Macrojuicio

35 miembros de ANV y PCTV niegan su vinculación con ETA-Batasuna

Siete años después de su detención, los dirigentes de las formaciones ilegalizadas se sientan en el banquillo.

Los 35 acusados de pertenecer a ETA llegan al tribunal.

Los 35 acusados de pertenecer a ETA llegan al tribunal. Efe

La Fiscalía y las acusaciones populares entienden que ANV y PCTV se crearon como continuación de Batasuna y con el único fin de que los dirigentes de ésta siguieran cobrando del partido porque, en realidad, eran los mismos que los de la 'mesa nacional' de Batasuna.

Este jueves se sentaron delante de un tribunal de la Audiencia Nacional para mantener el mismo discurso de siempre. Es decir, su acusación sólo es fruto de una persecución política. Por sus ideas y militancia política, sostienen, podrían acabar en la cárcel.

Su línea de defensa, basada en que sufren una persecución injusta y en negar la mayor (su vinculación con Batasuna y, por tanto, con ETA), cierra las puertas a una posible atenuación de la petición de penas, según fuentes jurídicas. La petición de diez años de prisión podría verse rebajada sólo en el caso de que reconozcan los hechos y pidan perdón a las víctimas del terrorismo.

Sin embargo, la defensa liderada por el histórico abogado Iñigo Iruín va a mantenerse en negar de manera tajante su relación con la banda terrorista. Los siete de los 35 acusados que declararon en la primera jornada sostuvieron que ellos sólo defendían una postura política y que por eso no pueden ser condenados.
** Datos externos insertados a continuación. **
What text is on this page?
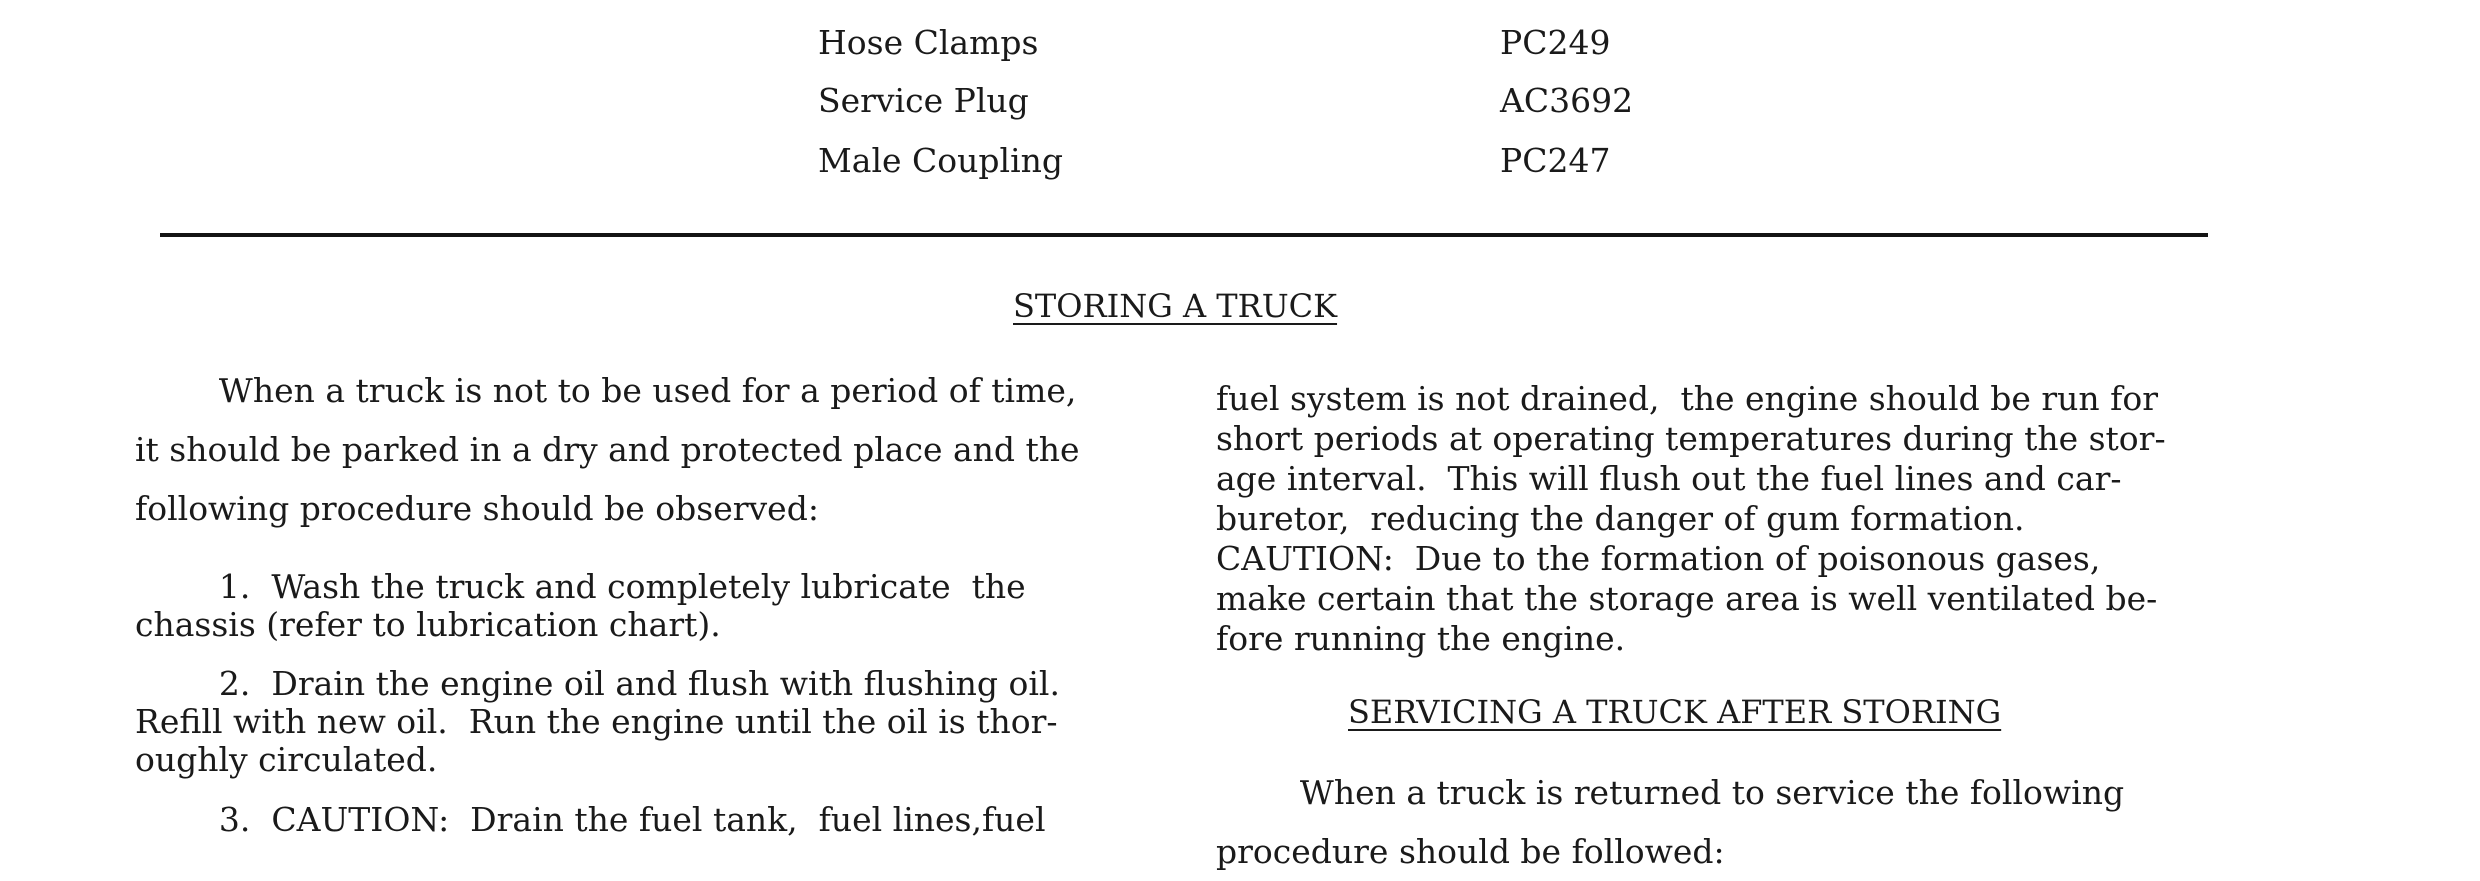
Hose Clamps	PC249
Service Plug	AC3692
Male Coupling	PC247
STORING A TRUCK
When a truck is not to be used for a period of time,
it should be parked in a dry and protected place and the
following procedure should be observed:
1.  Wash the truck and completely lubricate  the
chassis (refer to lubrication chart).
2.  Drain the engine oil and flush with flushing oil.
Refill with new oil.  Run the engine until the oil is thor-
oughly circulated.
3.  CAUTION:  Drain the fuel tank,  fuel lines,fuel
fuel system is not drained,  the engine should be run for
short periods at operating temperatures during the stor-
age interval.  This will flush out the fuel lines and car-
buretor,  reducing the danger of gum formation.
CAUTION:  Due to the formation of poisonous gases,
make certain that the storage area is well ventilated be-
fore running the engine.
SERVICING A TRUCK AFTER STORING
When a truck is returned to service the following
procedure should be followed:
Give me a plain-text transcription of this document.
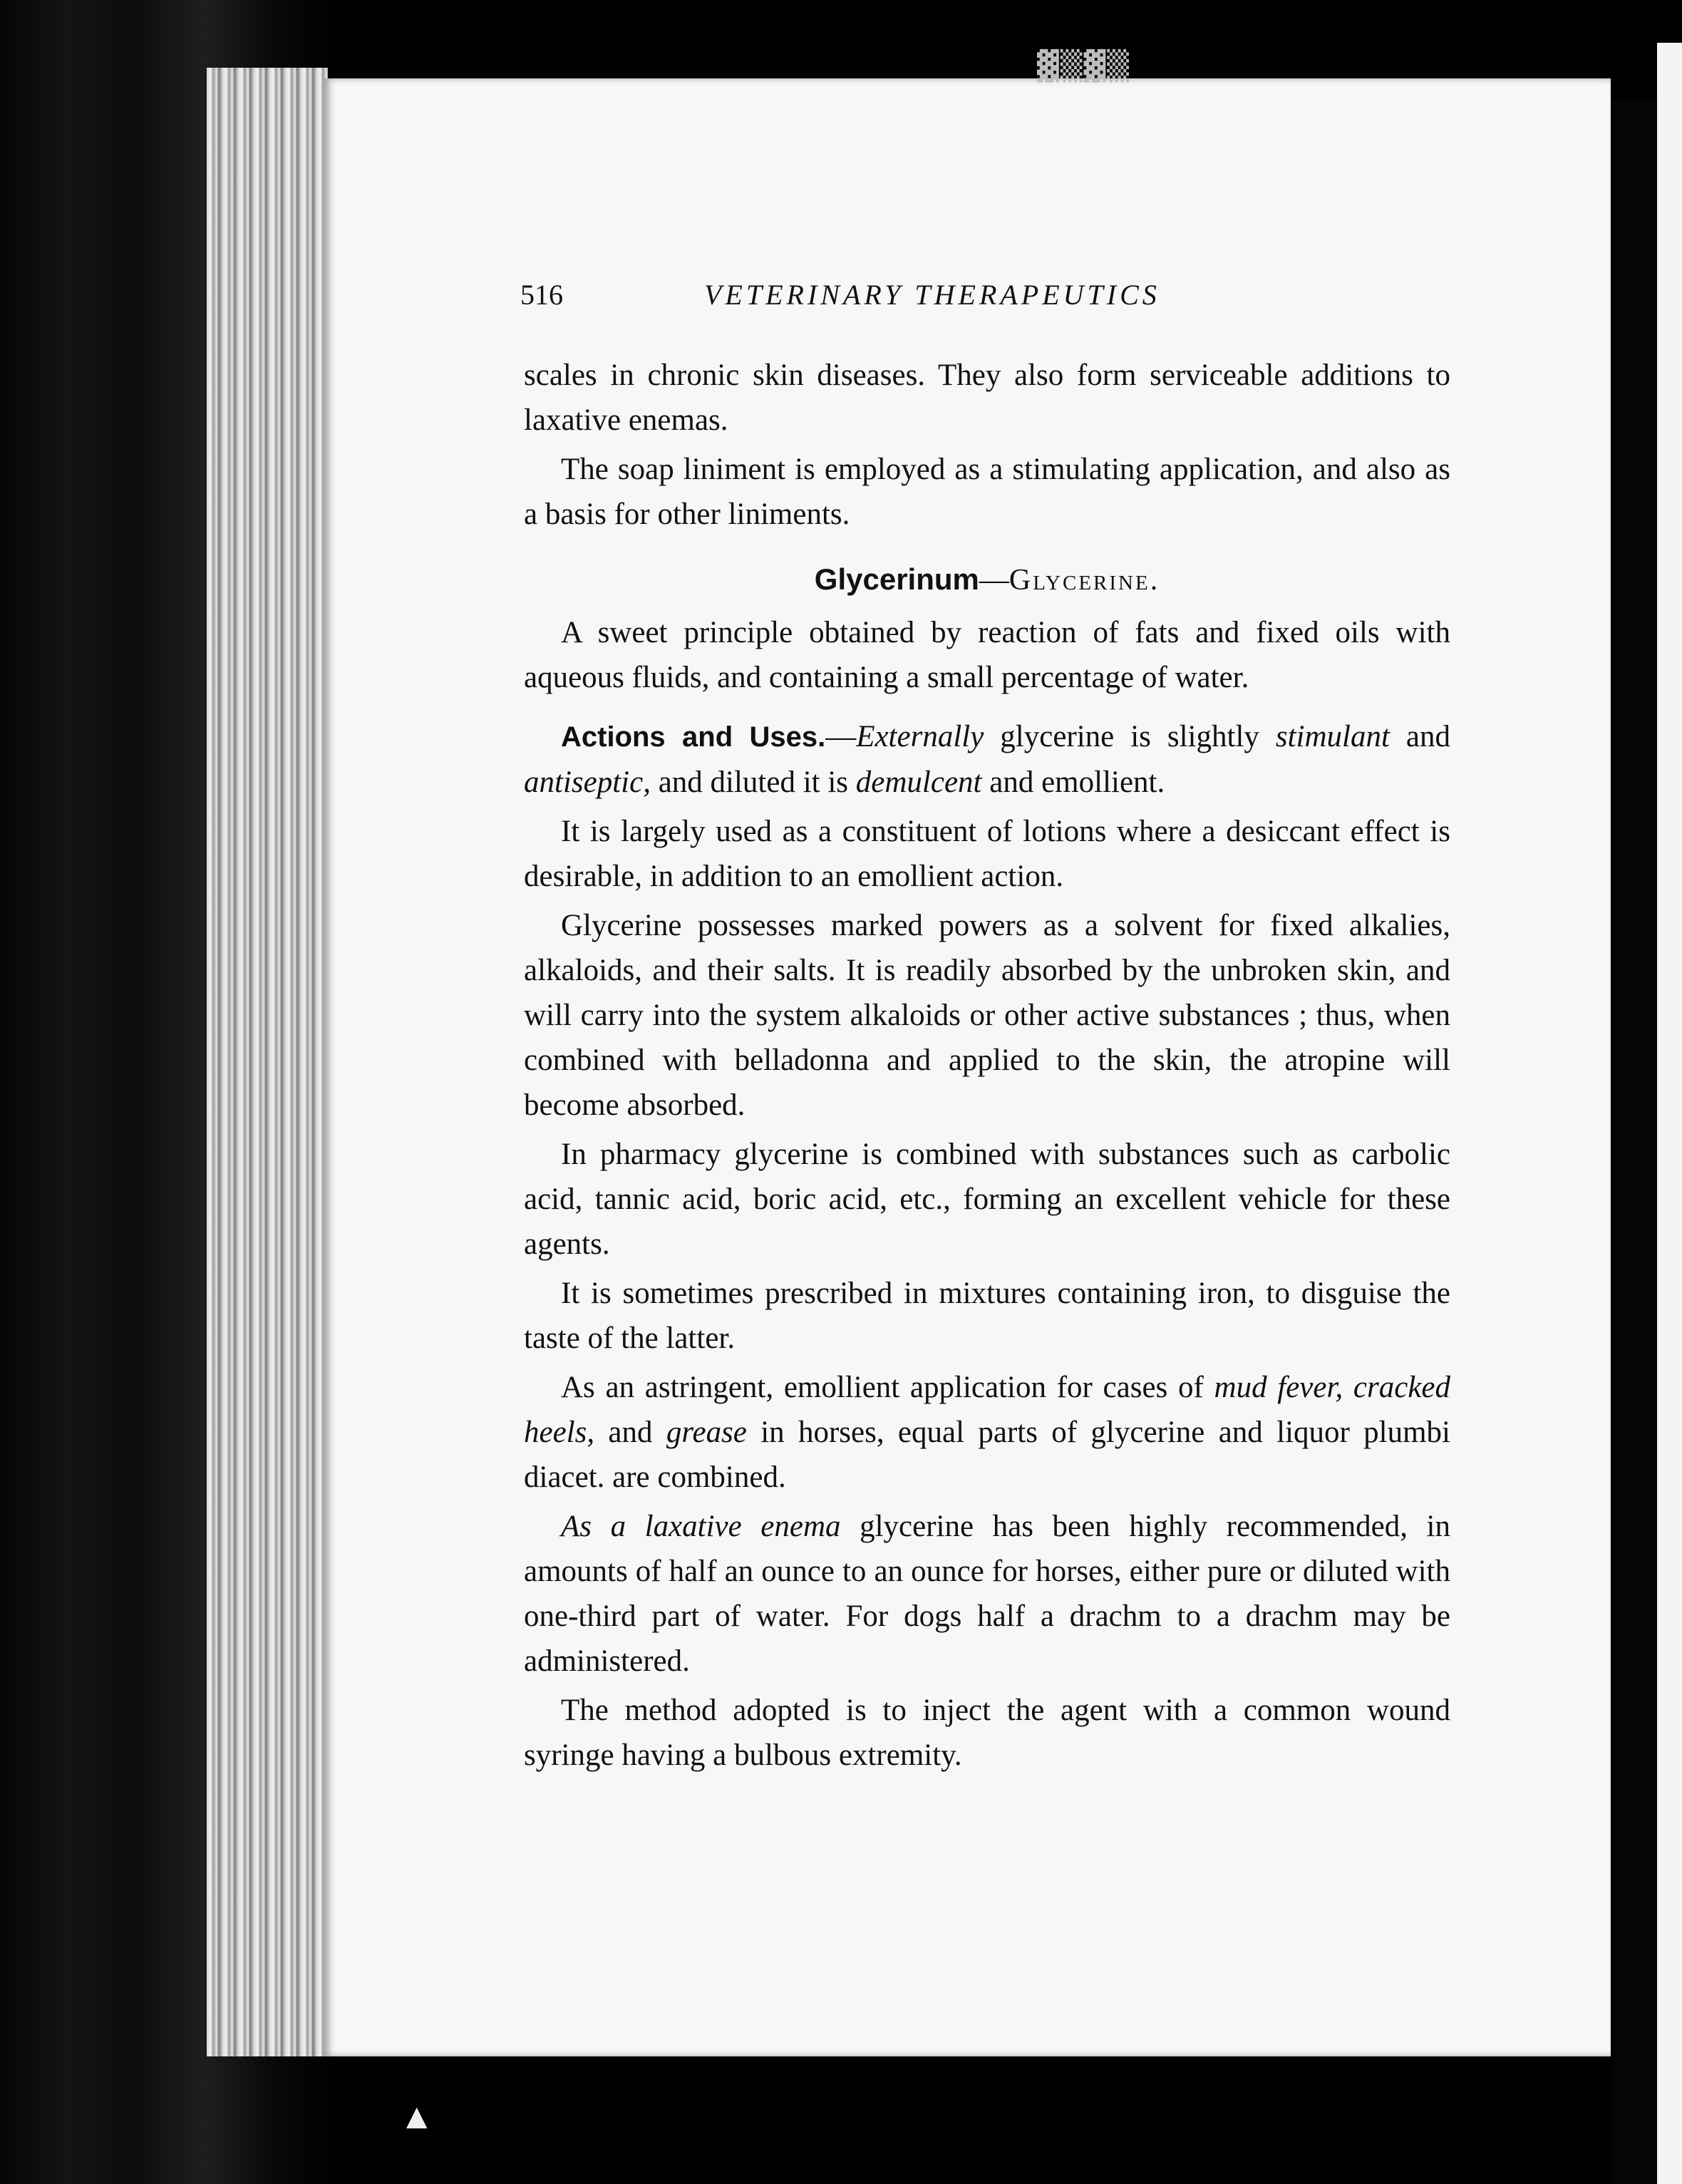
▓▒▓▒
▲
516	VETERINARY THERAPEUTICS

scales in chronic skin diseases. They also form serviceable additions to laxative enemas.

The soap liniment is employed as a stimulating application, and also as a basis for other liniments.

Glycerinum—Glycerine.

A sweet principle obtained by reaction of fats and fixed oils with aqueous fluids, and containing a small percentage of water.

Actions and Uses.—Externally glycerine is slightly stimulant and antiseptic, and diluted it is demulcent and emollient.

It is largely used as a constituent of lotions where a desiccant effect is desirable, in addition to an emollient action.

Glycerine possesses marked powers as a solvent for fixed alkalies, alkaloids, and their salts. It is readily absorbed by the unbroken skin, and will carry into the system alkaloids or other active substances ; thus, when combined with belladonna and applied to the skin, the atropine will become absorbed.

In pharmacy glycerine is combined with substances such as carbolic acid, tannic acid, boric acid, etc., forming an excellent vehicle for these agents.

It is sometimes prescribed in mixtures containing iron, to disguise the taste of the latter.

As an astringent, emollient application for cases of mud fever, cracked heels, and grease in horses, equal parts of glycerine and liquor plumbi diacet. are combined.

As a laxative enema glycerine has been highly recommended, in amounts of half an ounce to an ounce for horses, either pure or diluted with one-third part of water. For dogs half a drachm to a drachm may be administered.

The method adopted is to inject the agent with a common wound syringe having a bulbous extremity.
Comparación con el proceso de Burgos

El propio histórico dirigente abertzale Pernando Barrena, acusado en el juicio, dijo antes de llegar a la vista que estaban sufriendo una “persecución política” y comparó el caso con el proceso de Burgos, que se inició hoy hace 45 años “y en el que también se procesó a militantes políticos vascos por su labor política”.

Los acusados que declararon en la primera jornada negaron cualquier vínculo con ETA y aclararon que sus labores dentro de los partidos independentistas fueron estrictamente políticas, en el ejercicio de sus “derechos civiles” o bien de carácter administrativo.

No piensa así la Fiscalía, que considera que tanto ANV como PCTV se dejaron “fagocitar” por la banda criminal actuando entre 2005 y 2009 como meros “testaferros” de los terroristas, cuyo único objetivo era “eludir la acción de la justicia” y participar en las elecciones mediante candidaturas títeres. Entre los acusados se encuentran históricos como Juan José Petrikorena, además de Barrena.

El juicio está previsto para varios meses y las sesiones orales acaban de empezar. Está por ver qué ocurrirá al final de la vista y si la Fiscalía mantendrá su petición inicial de diez años de cárcel por pertenencia a organización terrorista después de escuchar a los acusados, testigos y peritos.

La última reforma del Gobierno

Sin embargo, para que el Ministerio Público rebajara la pena y aplicara una atenuante debería tener encima de la mesa un reconocimiento de los hechos y una muestra de arrepentimiento y perdón. ANV y PCTV fueron ilegalizadas por el Tribunal Supremo mientras que paralelamente el juez de la Audiencia Nacional Baltasar Garzón detenía a sus dirigentes y les acusaba de pertenencia a banda armada.

Otro escenario que se baraja es la aplicación de la doctrina del Tribunal Supremo que ha permitido la absolución el pasado noviembre de varios dirigentes de la organización juvenil vinculada a ETA, Segi. En esa sentencia, el alto tribunal indica que para apreciar delito de pertenencia a organización terrorista en relación con una de las organizaciones satélites de ETA como es Segi, es exigible la acreditación de una militancia activa y no la mera adscripción o afiliación a la organización. Sin embargo, para el caso de los dirigentes de ANV y PCTV, por lo menos para aquellos que formaban parte de la dirección de Batasuna, la consideración de una simple adscripción es complicada.

En el caso Segi, por otra parte, la última reforma del Código Penal permitió reducir la pena a dos condenados. El artículo 579 bis-4 del texto que entró en vigor el pasado 1 de julio permite rebajar las penas por delitos de terrorismo cuando el hecho sea objetivamente de menor gravedad por los medios empleados o los resultados producidos. Las fuentes consultadas explican que en su momento habrá que analizar si puede aplicarse.